Già fin dall’altro ieri ferveva un’attività strana e oscura in questi settori – si sentiva quasi per l’aria qualche cosa di nuovo[18]. Il ns. cerchio di ferro e fuoco sembrava vibrare d’un’emozione viva. Ieri sull’imbrunire file interminabili di neri alpini silenziosi e pesanti s’avviavano (coll’immancabile pipa fra i denti) verso le prossime trincee. Sulla notte (fonda e carica[19] di pioggia) anche un’infinità di fantaccini erano sulla via di T[olmino]. I nostri artiglieri con piccoli pezzi da montagna e cannoncini mitragliere erano già alle trincee. Tutto era pronto – la giornata s’era iniziata con un vivo bombardamento nostro e continuava ancora quando io mi recavo in batteria; vi giunsi come al solito felicissimamente. Il mio pezzo pure faceva fuoco, al comando d’un altro capo squadra, e con molto effetto (un prigioniero riferì che un colpo a sdrapnel della ns. batteria prese d’infilata una loro colonna di rinforzo uccidendo 37 – trentasette! – nemici). Alle 6 di sera partirono le squadre alpine taglia-reticolati, la fucileria nemica si fece allora intensa, ma poco efficace (in batteria era suonata l’ora del non alzar la testa...). Alle 7 le ns. truppe alpine, fanteria e anche gli artiglieri della mia batteria in trincea saltarono fuori alla baionetta. Questa volta non più Savoia!... fucili scarichi e baionette salde sulle canne. Ecco le prime scariche nemiche poi ombre nere spaurite sbucano dalle loro trincee, già scassinate dalle granate. Il massacro dei nemici era imminente, forse in trenta o quaranta secondi sarebbero stati annientati, ma gli ufficiali gridano: fermi! si arrendono!

Gli austriaci gridano parole incomprensibili, i buoni “alpinoni” sono incerti, non vorrebbero il massacro, corrono a prenderli, ne ghermiscono a decine; altri sfuggono: vengono rincorsi e a colpi di calciolo condotti al gregge ormai nostro – due trincee sono prese! I prigionieri affluiscono ancora a gruppi e vengono portati nel paese poco discosto.

Sono le 1 e 3/4 circa di notte, esco dalla batteria un po’ curvo e sollecito: pallottoline sibilanti graziosamente mandano scintille lunghissime urtando sulle rocce e sui sassi. Qualche 105 o 152 si affonda al di qua o al di là della strada e le schegge mi danno il saluto della sera: io mi avvio al paese – faccio la via con un gruppo di alpini conducenti dei prigionieri. Uno di questi ultimi mi porge una loro borraccia di ferro smaltato dicendo: “Dòbro, dòbro”. Nella mia ignoranza riesco a capire l’offerta, giacché il recipiente era vuoto, e rispondo “l’adobro... anch’io” e me la metto in tasca. Il mio museo s’arricchisce!

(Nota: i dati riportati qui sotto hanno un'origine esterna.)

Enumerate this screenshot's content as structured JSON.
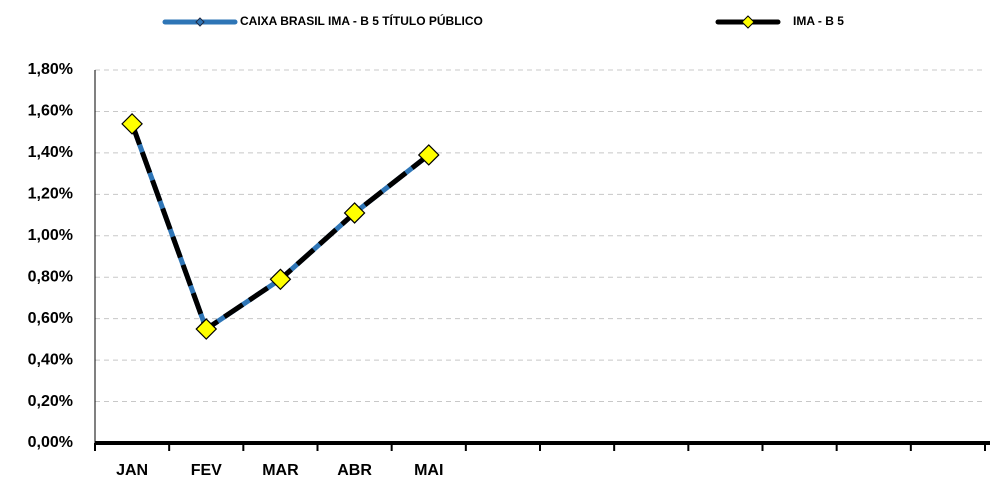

30-9-915 ore 11. Scrivo solo ora la fine perché questa mattina le notizie della notte passata, incerte e lugubri mi toglievano la volontà di comunicarle; ora la verità finale s’è già affermata attraverso le piccole verità descritte a colori neri. Abbiamo fatto altri venti prigionieri e respinto 7 (sette) attacchi tedeschi alla baionetta. Un pezzo da trincea della mia batteria s’è fatto onore ed à ricevuto dal colonnello degli alpini elogi e... quattro pacchetti di sigarette! Ma chi può descrivere una battaglia notturna sotto la pioggia, nel fango, su ripidi pendii rocciosi, sotto tutte le insidie dell’arte guerresca? La penna è inferiore! Io mi proverò di farlo a voce se potrò e se ne avrò motivo. Ora basta sapere che di più non sarebbe bestialmente possibile fare. E dico bestialmente perché ciò che sia umanamente possibile fare è già stato fatto da molto tempo. Anche ieri alle 12 1/4 ritornavo dalla batteria sotto le solite due specie di pioggia e fu un viaggio un po’ movimentato ma finì bene. Imagini! ero a gambe nude nel fango (cura contro i raffreddori!) e acqua fino alle ossa. Questo è il mio riposo in fureria!...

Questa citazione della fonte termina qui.